平安時代で最も権力を誇った貴族といえば、まず藤原道長を思い浮かべますよね。平安中期の貴族で、娘の彰子を時の帝である一条天皇の中宮にし、次の天皇の外祖父となって権勢をほしいままにした人物です。
「望月の欠けたることもなしと思へば」
道長の権力を表わすにふさわしいのが「望月の歌」です。
この世をば我が世とぞ思ふ望月の欠けたることもなしと思へば
この世は私のためにあるようだ。望月(満月)に欠けたところがないように、私の権勢も完璧!(超訳)
この歌は道長の日記である『御堂関白記』には載っていないのですが、藤原実資の『小右記』には記録されています。
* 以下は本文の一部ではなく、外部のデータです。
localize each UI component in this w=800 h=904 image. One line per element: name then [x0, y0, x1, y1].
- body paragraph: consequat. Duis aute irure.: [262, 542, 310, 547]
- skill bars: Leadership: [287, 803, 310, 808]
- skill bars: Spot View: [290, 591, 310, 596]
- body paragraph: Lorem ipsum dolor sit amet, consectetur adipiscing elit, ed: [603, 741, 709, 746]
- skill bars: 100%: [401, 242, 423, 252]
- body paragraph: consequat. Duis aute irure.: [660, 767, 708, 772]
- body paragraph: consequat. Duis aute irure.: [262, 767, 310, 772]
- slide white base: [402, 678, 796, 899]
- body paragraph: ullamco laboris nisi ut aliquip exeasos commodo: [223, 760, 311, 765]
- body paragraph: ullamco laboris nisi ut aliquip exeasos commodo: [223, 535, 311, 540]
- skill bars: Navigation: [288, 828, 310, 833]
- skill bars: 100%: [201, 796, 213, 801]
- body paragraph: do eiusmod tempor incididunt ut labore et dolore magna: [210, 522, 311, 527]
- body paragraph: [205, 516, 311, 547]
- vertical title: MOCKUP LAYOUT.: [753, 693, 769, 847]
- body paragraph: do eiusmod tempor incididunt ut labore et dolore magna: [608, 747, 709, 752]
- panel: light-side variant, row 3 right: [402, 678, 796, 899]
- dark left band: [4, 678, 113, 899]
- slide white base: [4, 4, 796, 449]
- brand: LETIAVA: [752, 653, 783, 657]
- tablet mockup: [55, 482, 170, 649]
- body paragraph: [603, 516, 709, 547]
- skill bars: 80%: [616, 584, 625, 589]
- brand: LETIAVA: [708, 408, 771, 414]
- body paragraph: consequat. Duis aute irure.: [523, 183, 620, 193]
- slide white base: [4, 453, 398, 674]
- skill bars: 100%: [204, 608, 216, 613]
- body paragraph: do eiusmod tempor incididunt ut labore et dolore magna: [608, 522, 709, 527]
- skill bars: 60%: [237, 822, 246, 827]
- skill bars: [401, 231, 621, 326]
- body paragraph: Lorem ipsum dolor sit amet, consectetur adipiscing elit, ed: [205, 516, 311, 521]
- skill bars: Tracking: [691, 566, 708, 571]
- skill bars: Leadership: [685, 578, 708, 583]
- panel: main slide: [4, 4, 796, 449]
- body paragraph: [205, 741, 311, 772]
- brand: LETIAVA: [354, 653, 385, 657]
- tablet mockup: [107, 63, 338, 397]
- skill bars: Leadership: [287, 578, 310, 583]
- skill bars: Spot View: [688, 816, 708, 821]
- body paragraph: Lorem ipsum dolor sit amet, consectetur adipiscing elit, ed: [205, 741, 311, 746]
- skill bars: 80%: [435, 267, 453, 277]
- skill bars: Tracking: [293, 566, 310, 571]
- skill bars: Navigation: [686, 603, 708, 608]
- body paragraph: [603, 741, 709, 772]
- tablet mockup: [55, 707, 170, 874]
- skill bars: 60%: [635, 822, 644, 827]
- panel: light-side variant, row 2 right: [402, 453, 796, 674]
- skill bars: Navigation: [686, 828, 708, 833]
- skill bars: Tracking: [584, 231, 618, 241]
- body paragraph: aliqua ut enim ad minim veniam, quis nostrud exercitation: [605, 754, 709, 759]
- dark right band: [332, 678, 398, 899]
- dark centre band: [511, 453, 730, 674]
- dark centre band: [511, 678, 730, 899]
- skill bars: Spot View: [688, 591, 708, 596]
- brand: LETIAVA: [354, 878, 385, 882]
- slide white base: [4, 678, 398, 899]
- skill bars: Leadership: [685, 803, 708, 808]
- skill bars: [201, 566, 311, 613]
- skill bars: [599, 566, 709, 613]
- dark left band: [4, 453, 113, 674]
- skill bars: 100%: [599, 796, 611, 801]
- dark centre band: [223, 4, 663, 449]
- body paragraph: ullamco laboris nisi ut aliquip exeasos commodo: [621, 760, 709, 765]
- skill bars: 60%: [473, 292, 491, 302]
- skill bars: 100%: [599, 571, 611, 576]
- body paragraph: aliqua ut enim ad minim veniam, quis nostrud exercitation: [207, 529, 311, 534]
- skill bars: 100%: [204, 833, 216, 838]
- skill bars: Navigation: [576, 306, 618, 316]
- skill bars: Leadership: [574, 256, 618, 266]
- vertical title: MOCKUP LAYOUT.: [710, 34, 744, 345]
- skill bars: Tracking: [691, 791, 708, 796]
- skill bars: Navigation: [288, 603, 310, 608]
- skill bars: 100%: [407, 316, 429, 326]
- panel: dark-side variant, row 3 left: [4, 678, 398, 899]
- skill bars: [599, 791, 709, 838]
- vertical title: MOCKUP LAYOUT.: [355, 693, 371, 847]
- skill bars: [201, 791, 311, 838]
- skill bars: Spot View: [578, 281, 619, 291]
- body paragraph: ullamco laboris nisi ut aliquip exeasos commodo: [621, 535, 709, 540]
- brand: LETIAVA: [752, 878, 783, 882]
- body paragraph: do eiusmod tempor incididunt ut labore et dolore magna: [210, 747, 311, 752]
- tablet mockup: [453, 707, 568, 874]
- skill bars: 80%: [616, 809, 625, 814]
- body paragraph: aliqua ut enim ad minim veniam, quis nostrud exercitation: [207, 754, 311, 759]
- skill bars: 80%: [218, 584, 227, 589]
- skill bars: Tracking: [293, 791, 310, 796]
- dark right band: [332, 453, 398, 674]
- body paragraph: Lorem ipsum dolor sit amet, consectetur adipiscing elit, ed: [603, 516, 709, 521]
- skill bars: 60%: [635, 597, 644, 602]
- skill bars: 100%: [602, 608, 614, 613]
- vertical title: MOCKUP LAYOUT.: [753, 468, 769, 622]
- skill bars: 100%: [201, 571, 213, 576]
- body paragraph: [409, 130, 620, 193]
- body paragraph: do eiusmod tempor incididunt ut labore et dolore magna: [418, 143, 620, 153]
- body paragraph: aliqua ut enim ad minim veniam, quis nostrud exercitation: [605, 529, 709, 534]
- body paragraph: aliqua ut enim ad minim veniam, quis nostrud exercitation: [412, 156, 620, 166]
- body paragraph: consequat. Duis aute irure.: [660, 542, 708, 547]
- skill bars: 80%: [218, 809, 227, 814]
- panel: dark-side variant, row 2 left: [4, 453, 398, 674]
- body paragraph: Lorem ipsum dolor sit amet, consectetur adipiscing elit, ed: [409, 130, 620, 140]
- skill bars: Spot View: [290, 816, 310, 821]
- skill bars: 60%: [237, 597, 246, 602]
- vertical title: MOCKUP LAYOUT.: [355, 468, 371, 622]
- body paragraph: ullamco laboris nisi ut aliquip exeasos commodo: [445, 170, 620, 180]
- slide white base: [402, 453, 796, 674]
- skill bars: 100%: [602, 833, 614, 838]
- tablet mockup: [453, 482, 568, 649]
おそらく道長はネタとして詠んだのでしょうが、それがきっちり記録されてしまっていたのはちょっとイタイですね。
さて、ネタでこんなことを言ってしまうほどに権力をほしいままにしていた道長ですが、力は持っていても体のほうは悪かった。実はこの歌を詠んだころにはほとんど眼が見えていなかったのでは?とも言われているのです。
この歌が詠まれたのが、1018(寛仁2)年10月16日。この日は娘の威子(いし/四女)が中宮宣旨を受けためでたい日で、道長の娘が3人も天皇の后になったという日。そりゃあ有頂天になってこんな歌を詠んでもしかたない。中宮宣旨の祝賀の場で詠まれた歌と言われています。
道長が亡くなるのはここから10年後の1028(万寿4)年12月4日。亡くなるまでに結構ながい年月がありますが、すでに病魔に侵されていたとは。病気は何だったのか。
死因は糖尿病
道長は長い間糖尿病に悩まされていたと言われています。貴族は毎晩のように宴会を開いては浴びるように酒を飲んでいたことと思われます。当時の酒といえば、糖分が多い濁り酒。澄んだ清酒が登場するのは戦国時代ごろですから、平安時代の人々はいわゆる「どぶろく」を飲んでいた。まずこのことから糖分過多だったことはわかります。
糖尿病らしい症状として、こんなものがありました。
- 背中に大きな腫物
- 口が渇く
- 眼が見えない
晩年の道長とよく面会していた藤原実資が『小右記』に記録していた症状です。特に最晩年ごろになると、道長はすぐ目の前にある実資の顔すらよく見えないのだと言っていたとか。
今ならブラック企業!平安時代の政治家・官僚は超ハード
なぜ糖尿病になったのか、実は食生活ではなく、生活スタイルに問題があったのではないかとも言われています。というのも、平安貴族の生活は実に不規則。ふつうの貴族程度ならまだいいのですが、トップ官僚の道長ともなると、現代のブラック企業も真っ青なスケジュールでした。
内裏に出仕する貴族たちの一日のスケジュールはだいたいこんな感じ。
夜も明けぬうちに起き(午前3時ごろ)、身支度を整えて吉凶を占い、日が昇るころに家を出て内裏へ。仕事はお昼前に終わり、あとは自由時間。勉強をしたり人と交流したり、宴会を楽しんだりする。
ただ、摂政関白太政大臣となった道長はこの通り規則正しく生活していたわけではありませんでした。毎日山のような書類とにらめっこし、会議をする。この会議は数時間では終わらず、夜通し行われることも。道長には会議のための資料を読み込む時間も必要で、連日内裏に宿直(とのい)することもしばしばでした。
平安貴族というと夜は恋人のもとへ通って夜通し逢瀬を楽しむという印象がありますが、道長にはそんなことをしている暇はなかったでしょうね。
実は、この不規則な生活スタイルこそ糖尿病の原因だったと言われています。糖尿病は現代人にも多い生活習慣病。平安時代の貴族はゆったりと生きているイメージがありますが、こういった病気は1000年以上前でも当たり前のように存在していたのですね。
ちなみに、若くして大出世した道長は、周りの公卿たちからやっかまれたり若輩者と馬鹿にされたりすることも多かったようです。道長は必死に「この地位にふさわしくあろう」と努力していました。そのストレスから頭痛がしたり過敏性大腸症候群になったりと、大変な日々を過ごしていたようです。
ストレス社会なのは平安時代も同じ。むしろ現代よりもっと酷かったのかもしれません。